Some may assume our lack of available workers means that thousands of people are sitting at home playing video games and watching TV. We know this isn’t true, because Anchorage currently has a 79% labor force participation rate, much higher than the national rate of roughly 62%. However, there are those who are staying home because of a serious lack of affordable and available daycare, and there are those staying home for health reasons related to COVID.
So, what can be done? The good news is that we’re not starting from zero. Livability, a publication used to identify the best cities to live, work and play, recently shared that after researching over 2,300 cities for consideration in the 2022 Top 100 mid-sized cities in America to live, Anchorage was ranked the 23rd. In the end, we are competitive, and we have every reason to be optimistic about our future.

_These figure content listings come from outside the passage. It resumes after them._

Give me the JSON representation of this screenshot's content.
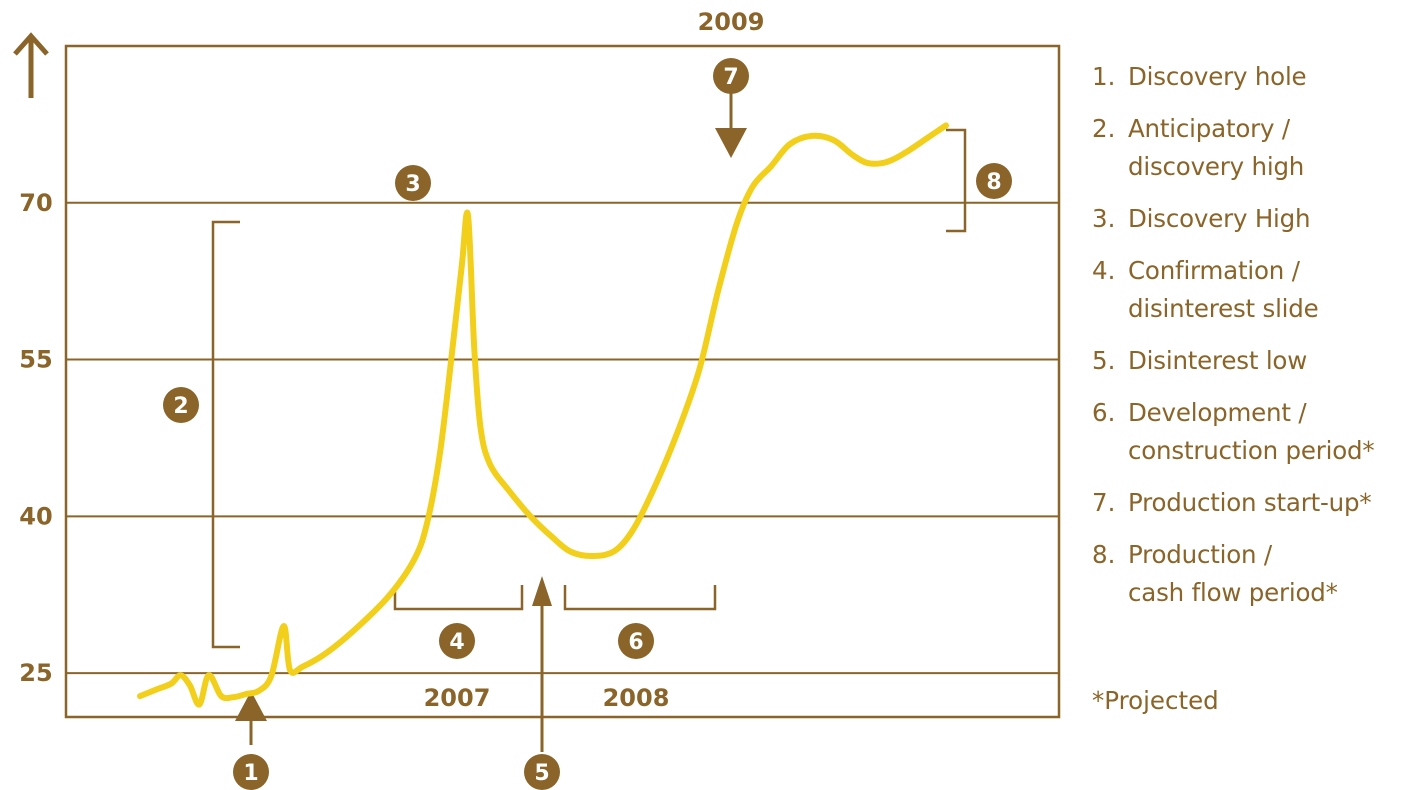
{
  "chart_data": {
    "type": "line",
    "title": "",
    "xlabel": "",
    "ylabel": "",
    "ylim": [
      20.8,
      85
    ],
    "y_ticks": [
      25,
      40,
      55,
      70
    ],
    "grid": true,
    "year_labels": [
      "2007",
      "2008",
      "2009"
    ],
    "series": [
      {
        "values": [
          [
            0.0,
            22.8
          ],
          [
            0.5,
            23.4
          ],
          [
            1.0,
            24.0
          ],
          [
            1.3,
            24.8
          ],
          [
            1.6,
            23.8
          ],
          [
            1.9,
            22.0
          ],
          [
            2.2,
            24.8
          ],
          [
            2.6,
            22.8
          ],
          [
            3.0,
            22.7
          ],
          [
            3.4,
            23.0
          ],
          [
            3.8,
            23.3
          ],
          [
            4.2,
            24.7
          ],
          [
            4.6,
            29.5
          ],
          [
            4.8,
            25.3
          ],
          [
            5.2,
            25.6
          ],
          [
            6.0,
            27.0
          ],
          [
            7.0,
            29.5
          ],
          [
            8.0,
            32.5
          ],
          [
            8.8,
            36.0
          ],
          [
            9.2,
            39.5
          ],
          [
            9.6,
            46.0
          ],
          [
            10.0,
            56.0
          ],
          [
            10.3,
            64.0
          ],
          [
            10.5,
            68.8
          ],
          [
            10.7,
            56.0
          ],
          [
            10.9,
            48.5
          ],
          [
            11.2,
            45.0
          ],
          [
            11.8,
            42.5
          ],
          [
            12.5,
            40.0
          ],
          [
            13.2,
            38.0
          ],
          [
            13.8,
            36.6
          ],
          [
            14.5,
            36.2
          ],
          [
            15.2,
            36.7
          ],
          [
            15.8,
            38.8
          ],
          [
            16.5,
            43.0
          ],
          [
            17.2,
            48.0
          ],
          [
            17.9,
            54.0
          ],
          [
            18.5,
            61.5
          ],
          [
            19.1,
            68.0
          ],
          [
            19.6,
            71.5
          ],
          [
            20.2,
            73.5
          ],
          [
            20.8,
            75.6
          ],
          [
            21.5,
            76.4
          ],
          [
            22.2,
            76.0
          ],
          [
            22.8,
            74.6
          ],
          [
            23.3,
            73.8
          ],
          [
            23.9,
            73.9
          ],
          [
            24.5,
            74.8
          ],
          [
            25.2,
            76.2
          ],
          [
            25.8,
            77.4
          ]
        ]
      }
    ],
    "annotations": [
      {
        "number": "1",
        "label": "Discovery hole"
      },
      {
        "number": "2",
        "label": "Anticipatory /\ndiscovery high"
      },
      {
        "number": "3",
        "label": "Discovery High"
      },
      {
        "number": "4",
        "label": "Confirmation /\ndisinterest slide"
      },
      {
        "number": "5",
        "label": "Disinterest low"
      },
      {
        "number": "6",
        "label": "Development /\nconstruction period*"
      },
      {
        "number": "7",
        "label": "Production start-up*"
      },
      {
        "number": "8",
        "label": "Production /\ncash flow period*"
      }
    ]
  },
  "legend": [
    {
      "num": "1.",
      "text": "Discovery hole"
    },
    {
      "num": "2.",
      "text": "Anticipatory /\ndiscovery high"
    },
    {
      "num": "3.",
      "text": "Discovery High"
    },
    {
      "num": "4.",
      "text": "Confirmation /\ndisinterest slide"
    },
    {
      "num": "5.",
      "text": "Disinterest low"
    },
    {
      "num": "6.",
      "text": "Development /\nconstruction period*"
    },
    {
      "num": "7.",
      "text": "Production start-up*"
    },
    {
      "num": "8.",
      "text": "Production /\ncash flow period*"
    }
  ],
  "footnote": "*Projected",
  "colors": {
    "frame": "#8a6428",
    "line": "#f2cf1b",
    "marker": "#8a6428",
    "marker_text": "#ffffff",
    "text": "#8a6428"
  }
}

What will matter in addressing this challenge is how we as a city play the game to win the competition for workers. We are behind many other cities in the Lower 48 that have been upping their game over the last several years in efforts to attract and retain workforce. They’ve done this through a broad range of investments in quality of place projects including housing, public safety, education, and many other aspects that are now making them magnets for attracting and retaining workforce.
At our Economic Outlook Luncheon, we heard from destination development expert Roger Brooks, who shared his extensive assessment of Anchorage with actionable and simple, suggestions for competitive improvement. These suggestions included creating and installing more vehicular, pedestrian and trailside wayfinding signs; clear definition of districts and neighborhoods to create a sense of place and arrival (Mountain View is a great example of this); facade beautification that is as easy as setting a bench and a few planters outside a business’ front door; and reducing the number of ground-level parking lots taking up valuable real estate downtown. Roger’s full list of recommendations is available to anyone here.
While Brooks’ research was anecdotal and qualitative, we’ve also invested in quantitative research on our city. Earlier this year we engaged TIP strategies, an economic development consulting agency, to study industry and workforce clusters in Anchorage, assess the impacts of the pandemic on our economy, and identify imminent risks and challenges as well as opportunities for growth. Later this year we’ll share the results of their detailed analysis.
So, here are a few questions for all of us as citizens of Anchorage to answer. To ensure that Anchorage can grow its economy over the next decade and beyond, what strategies are we willing to develop and invest in to grow our labor force? What are we willing to do to keep more locally grown workers here in our city? What are we willing to do to attract the thousands of workers we need now and in the future that we can’t grow locally? Our future success as a city will be driven by our answers.